Switching gears from contemporary drama (“Funny Face,” “Dark Night”) to what Variety once dubbed “oaters,” Tim Sutton’s “The Last Son” finds fresh life in a well-worn genre: Its striking visuals are accompanied by an oddly appropriate score led by droning, heavily distorted guitars; its occasional narration is winsome in a way that Westerns do best; and its evocation of an endlessly mythologized era feels authentic. But then Sutton goes and overplays his hand, the effects of which aren’t as disastrous as being caught cheating in a poker saloon, but they do leave you wondering what might have been.
“The Last Son” opens with lyrical narration and airy background music courtesy of Phil Mossman that brings to mind “The Assassination of Jesse James by the Coward Robert Ford,” though the comparisons mostly end there: Sutton’s movie isn’t elegiac so much as brutal. The voiceover returns to add mood and context from time to time, as well as a third-act surprise that lends the film much of its retrospective heft — something it could have used more of throughout.
For you see, there’s a rumor going ’round these parts that a man from the plains has taken to killing his own kin — his own kin, reader — which naturally don’t sit right with the folks just trying to go about their business in this here community. And wouldn’t you know it, the man responsible for said filicide just happens to be one of our protagonists — but there’s more to his story than the clucking hens would have you believe. For while it’s true enough that ol’ Isaac LeMay (Sam Worthington) has taken to offing his own offspring, he’s doing so to prevent a most frightful prophecy: that he himself will be murdered at the hands of his own child. Because he doesn’t know which of them will be his end, he’s decided to throw out the baby with the bathwater. (If it makes you feel better, which it probably won’t and shouldn’t, all of the sons and daughters he’s killed were mothered by women of the night and Isaac doesn’t seem to have had an actual relationship with any of them.)
Isaac is gruff, laconic and looks like he took his entire look from the 1885 edition of Mountain Man Weekly. Worthington has been inconsistent in the past, but he’s solid in a role that emphasizes his physical presence while only calling on him to speak when absolutely necessary. His sins aren’t the only ones staining this land, however. Machine Gun Kelly (né Colson Baker), in a rare act of nominative determinism, plays Isaac’s outlaw son Cal, who has such an affinity for literal machine guns that he’s stolen one from the military in order to kill the father he hates so very much.
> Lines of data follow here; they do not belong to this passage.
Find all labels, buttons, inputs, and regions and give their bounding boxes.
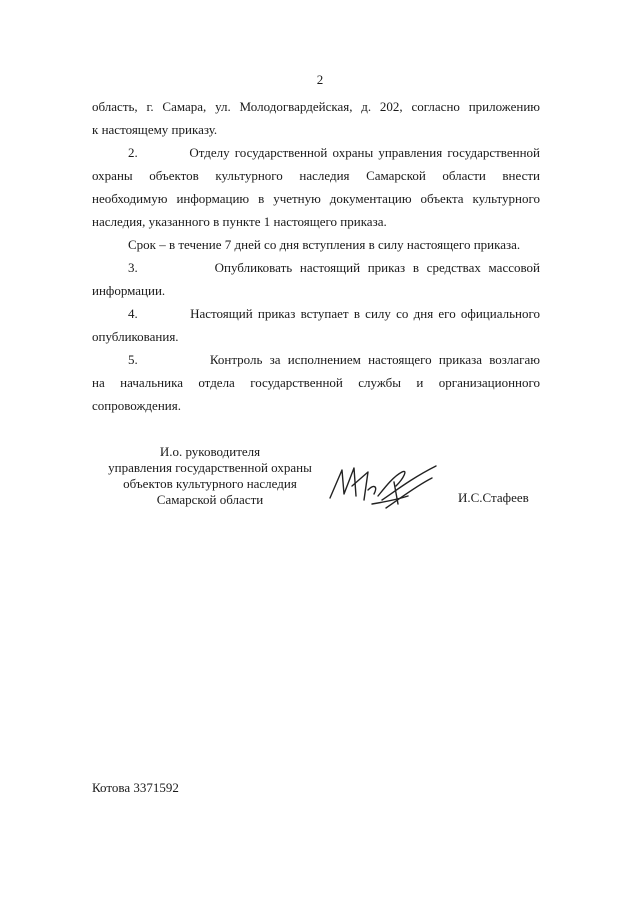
paragraph-5-line-2: на начальника отдела государственной службы и организационного bbox=[92, 375, 540, 390]
paragraph-1-line-1: область, г. Самара, ул. Молодогвардейская, д. 202, согласно приложению bbox=[92, 99, 540, 114]
deadline-line: Срок – в течение 7 дней со дня вступления в силу настоящего приказа. bbox=[128, 237, 521, 252]
paragraph-4-line-2: опубликования. bbox=[92, 329, 179, 344]
signatory-position-line-1: И.о. руководителя bbox=[159, 444, 261, 459]
handwritten-signature bbox=[324, 456, 444, 516]
paragraph-4-line-1: 4. Настоящий приказ вступает в силу со дня его официального bbox=[128, 306, 540, 321]
paragraph-2-line-3: необходимую информацию в учетную документацию объекта культурного bbox=[92, 191, 540, 206]
paragraph-5-line-3: сопровождения. bbox=[92, 398, 181, 413]
paragraph-3-line-1: 3. Опубликовать настоящий приказ в средствах массовой bbox=[128, 260, 540, 275]
page-number: 2 bbox=[316, 72, 324, 87]
paragraph-2-line-4: наследия, указанного в пункте 1 настоящего приказа. bbox=[92, 214, 387, 229]
paragraph-1-line-2: к настоящему приказу. bbox=[92, 122, 218, 137]
paragraph-5-line-1: 5. Контроль за исполнением настоящего приказа возлагаю bbox=[128, 352, 540, 367]
paragraph-3-line-2: информации. bbox=[92, 283, 166, 298]
signatory-position-line-3: объектов культурного наследия bbox=[123, 476, 297, 491]
paragraph-2-line-1: 2. Отделу государственной охраны управления государственной bbox=[128, 145, 540, 160]
signatory-position-line-2: управления государственной охраны bbox=[108, 460, 312, 475]
signatory-position-line-4: Самарской области bbox=[156, 492, 264, 507]
signer-name: И.С.Стафеев bbox=[458, 490, 529, 505]
paragraph-2-line-2: охраны объектов культурного наследия Самарской области внести bbox=[92, 168, 540, 183]
executor-contact: Котова 3371592 bbox=[92, 780, 179, 795]
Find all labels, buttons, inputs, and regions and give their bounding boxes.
With few exceptions, the character’s as ruthless as he is boring. He prefers animals to people (relatable, honestly), however, hence his decision to bury a dead fox he comes across moments before mowing down an entire army encampment with his ill-gotten Gatling gun.
Between the two of them, Isaac is somehow less objectionable — he seems to genuinely believe he has no choice in the matter, his hands having long ago been tied by fate and prophecy, not that his actions are any less reprehensible for that belief. Cal, meanwhile, delights in violence and is as single-minded in his violent quest as his father is. Maybe the apple really doesn’t fall far from the tree.
On the other side of the law is Solomon (Thomas Jane), a lieutenant who was raised by the Cheyenne, as evidenced by his superior tracking skills, the tattoo adorning his chin and halfhearted attempt at an accent that would be more prominent if he ever raised his voice above a mumble. As is so often the case, no actual Native Americans are given much to do here.
Solomon doesn’t factor into this bizarre hate triangle as much as you might expect, essentially leading to a showdown between a man who kills his children and another man who kills everyone else — not exactly a confrontation with much of a rooting interest on the audience’s part. One exception is Anna (Heather Graham), the prostitute who gave birth to Cal, maintains a close relationship with him despite his rumored misdeeds, and just so happens to be entangled with Jane; another is the narrator, whose part to play shan’t be revealed here.
The dialogue is all omens and portents, with biblical evocations and proclamations that one or both of these men is the devil himself, but “The Last Son” is at its most compelling in the spaces between these overwrought words. Sutton is working from a Black List script by Greg Johnson that seems caught between understated moodiness and on-the-nose dialogue that should have been put out to pasture (“I just wanna know why.” “Why what?” “Why the devil won’t leave us alone”). It at times feels a rough cut of a more accomplished film, with most of the pieces in place but a few crucial ones ever so slightly askew.